Medical Document Entity Extraction
Built an intelligent pipeline to extract entities from complex medical documents using multimodal LLMs (OpenAI, QWEN3). Handles messy layouts, handwritten notes, and multi-page correlations. Improved extraction accuracy from 84% to 88% while eliminating weekly fine-tuning cycles.
The problem
Medical and insurance documents often mix printed forms, handwritten notes, and messy layouts. Fields can span multiple pages, and legacy forms vary widely in structure.
Teams were spending hours on manual extraction and still missing critical fields. The previous system required weekly fine-tuning to keep up with new form types, and accuracy plateaued around 84%.
The solution
We built a multimodal extraction pipeline using LLMs (OpenAI, QWEN3) and LangGraph. The pipeline ingests raw document images and layout metadata, then runs structured extraction with fallbacks for low-confidence regions.

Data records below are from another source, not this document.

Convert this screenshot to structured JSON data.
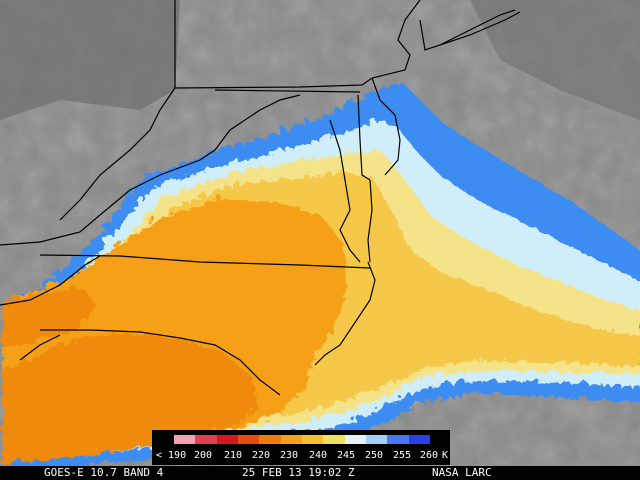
{
  "legend": {
    "labels": [
      "< 190",
      "200",
      "210",
      "220",
      "230",
      "240",
      "245",
      "250",
      "255",
      "260",
      "K"
    ],
    "colors": [
      "#f0a0b0",
      "#e04050",
      "#d81818",
      "#e84a10",
      "#f07c10",
      "#f8a018",
      "#f8c030",
      "#f0e060",
      "#e8f0f8",
      "#a0d0f8",
      "#4878f8",
      "#2840e8"
    ]
  },
  "footer": {
    "product": "GOES-E 10.7 BAND 4",
    "datetime": "25 FEB 13 19:02 Z",
    "credit": "NASA LARC"
  },
  "colors": {
    "cloud_gray": "#8a8a8a",
    "orange_warm": "#f5a012",
    "orange_deep": "#f08a10",
    "yellow": "#f5c84a",
    "pale_yellow": "#f5e38a",
    "light_blue": "#cfeefa",
    "mid_blue": "#3e8cf2",
    "border_line": "#000000"
  }
}
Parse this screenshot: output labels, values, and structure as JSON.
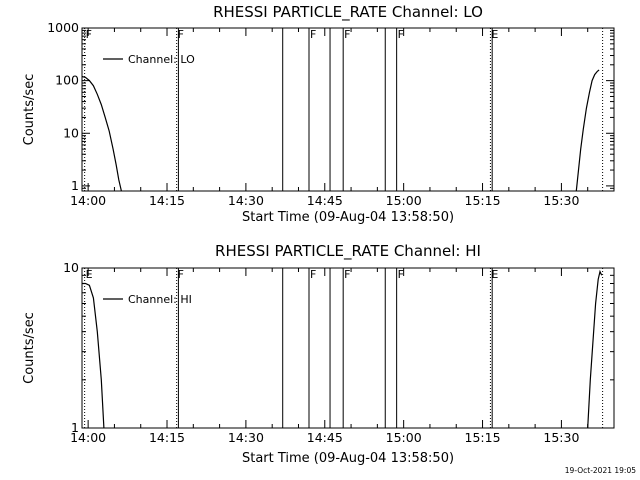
{
  "footer": {
    "timestamp": "19-Oct-2021 19:05"
  },
  "chart_data": [
    {
      "type": "line",
      "title": "RHESSI PARTICLE_RATE Channel: LO",
      "xlabel": "Start Time (09-Aug-04 13:58:50)",
      "ylabel": "Counts/sec",
      "yscale": "log",
      "xlim": [
        "13:58:50",
        "15:40:00"
      ],
      "ylim": [
        0.8,
        1000
      ],
      "x_ticks": [
        "14:00",
        "14:15",
        "14:30",
        "14:45",
        "15:00",
        "15:15",
        "15:30"
      ],
      "y_ticks": [
        "1",
        "10",
        "100",
        "1000"
      ],
      "legend": {
        "position": "top-left",
        "label": "Channel: LO"
      },
      "series": [
        {
          "name": "Channel: LO",
          "segments": [
            {
              "x": [
                "13:58:50",
                "13:59:30",
                "14:00:15",
                "14:01:00",
                "14:01:45",
                "14:02:30",
                "14:03:15",
                "14:04:00",
                "14:04:45",
                "14:05:20",
                "14:05:50",
                "14:06:20"
              ],
              "y": [
                120,
                115,
                100,
                80,
                55,
                35,
                20,
                11,
                5,
                2.5,
                1.3,
                0.8
              ]
            },
            {
              "x": [
                "15:32:50",
                "15:33:15",
                "15:33:40",
                "15:34:10",
                "15:34:45",
                "15:35:20",
                "15:35:50",
                "15:36:20",
                "15:36:50",
                "15:37:10"
              ],
              "y": [
                0.8,
                2,
                5,
                12,
                30,
                60,
                100,
                130,
                150,
                160
              ]
            }
          ]
        }
      ],
      "markers": [
        {
          "time": "13:59:20",
          "label": "F",
          "style": "dotted"
        },
        {
          "time": "14:16:50",
          "label": "F",
          "style": "dotted"
        },
        {
          "time": "14:17:10",
          "label": "",
          "style": "solid"
        },
        {
          "time": "14:37:00",
          "label": "",
          "style": "solid"
        },
        {
          "time": "14:42:00",
          "label": "F",
          "style": "solid"
        },
        {
          "time": "14:46:00",
          "label": "",
          "style": "solid"
        },
        {
          "time": "14:48:30",
          "label": "F",
          "style": "solid"
        },
        {
          "time": "14:56:30",
          "label": "",
          "style": "solid"
        },
        {
          "time": "14:58:40",
          "label": "F",
          "style": "solid"
        },
        {
          "time": "15:16:30",
          "label": "E",
          "style": "dotted"
        },
        {
          "time": "15:16:50",
          "label": "",
          "style": "solid"
        },
        {
          "time": "15:37:50",
          "label": "",
          "style": "dotted"
        }
      ]
    },
    {
      "type": "line",
      "title": "RHESSI PARTICLE_RATE Channel: HI",
      "xlabel": "Start Time (09-Aug-04 13:58:50)",
      "ylabel": "Counts/sec",
      "yscale": "log",
      "xlim": [
        "13:58:50",
        "15:40:00"
      ],
      "ylim": [
        1,
        10
      ],
      "x_ticks": [
        "14:00",
        "14:15",
        "14:30",
        "14:45",
        "15:00",
        "15:15",
        "15:30"
      ],
      "y_ticks": [
        "1",
        "10"
      ],
      "legend": {
        "position": "top-left",
        "label": "Channel: HI"
      },
      "series": [
        {
          "name": "Channel: HI",
          "segments": [
            {
              "x": [
                "13:58:50",
                "13:59:30",
                "14:00:15",
                "14:01:00",
                "14:01:45",
                "14:02:30",
                "14:03:00"
              ],
              "y": [
                8.0,
                8.0,
                7.8,
                6.5,
                4.0,
                2.0,
                0.9
              ]
            },
            {
              "x": [
                "15:35:00",
                "15:35:30",
                "15:36:00",
                "15:36:30",
                "15:37:00",
                "15:37:20",
                "15:37:40"
              ],
              "y": [
                0.9,
                2.0,
                3.5,
                6.0,
                8.5,
                9.5,
                9.0
              ]
            }
          ]
        }
      ],
      "markers": [
        {
          "time": "13:59:20",
          "label": "E",
          "style": "dotted"
        },
        {
          "time": "14:16:50",
          "label": "F",
          "style": "dotted"
        },
        {
          "time": "14:17:10",
          "label": "",
          "style": "solid"
        },
        {
          "time": "14:37:00",
          "label": "",
          "style": "solid"
        },
        {
          "time": "14:42:00",
          "label": "F",
          "style": "solid"
        },
        {
          "time": "14:46:00",
          "label": "",
          "style": "solid"
        },
        {
          "time": "14:48:30",
          "label": "F",
          "style": "solid"
        },
        {
          "time": "14:56:30",
          "label": "",
          "style": "solid"
        },
        {
          "time": "14:58:40",
          "label": "F",
          "style": "solid"
        },
        {
          "time": "15:16:30",
          "label": "E",
          "style": "dotted"
        },
        {
          "time": "15:16:50",
          "label": "",
          "style": "solid"
        },
        {
          "time": "15:37:50",
          "label": "",
          "style": "dotted"
        }
      ]
    }
  ]
}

The system handles multi-page correlation so entities like patient name or policy number are resolved consistently across pages. Output is normalized and validated before downstream systems consume it.
Challenges
Handwritten text and overlapping printed content required careful prompt design and fallback models. We had to balance latency and cost across multiple LLM providers while keeping accuracy high.
Outcomes
Extraction accuracy improved from 84% to 88%.
Weekly fine-tuning cycles were removed; the system generalizes better with fewer updates. Manual review time dropped significantly.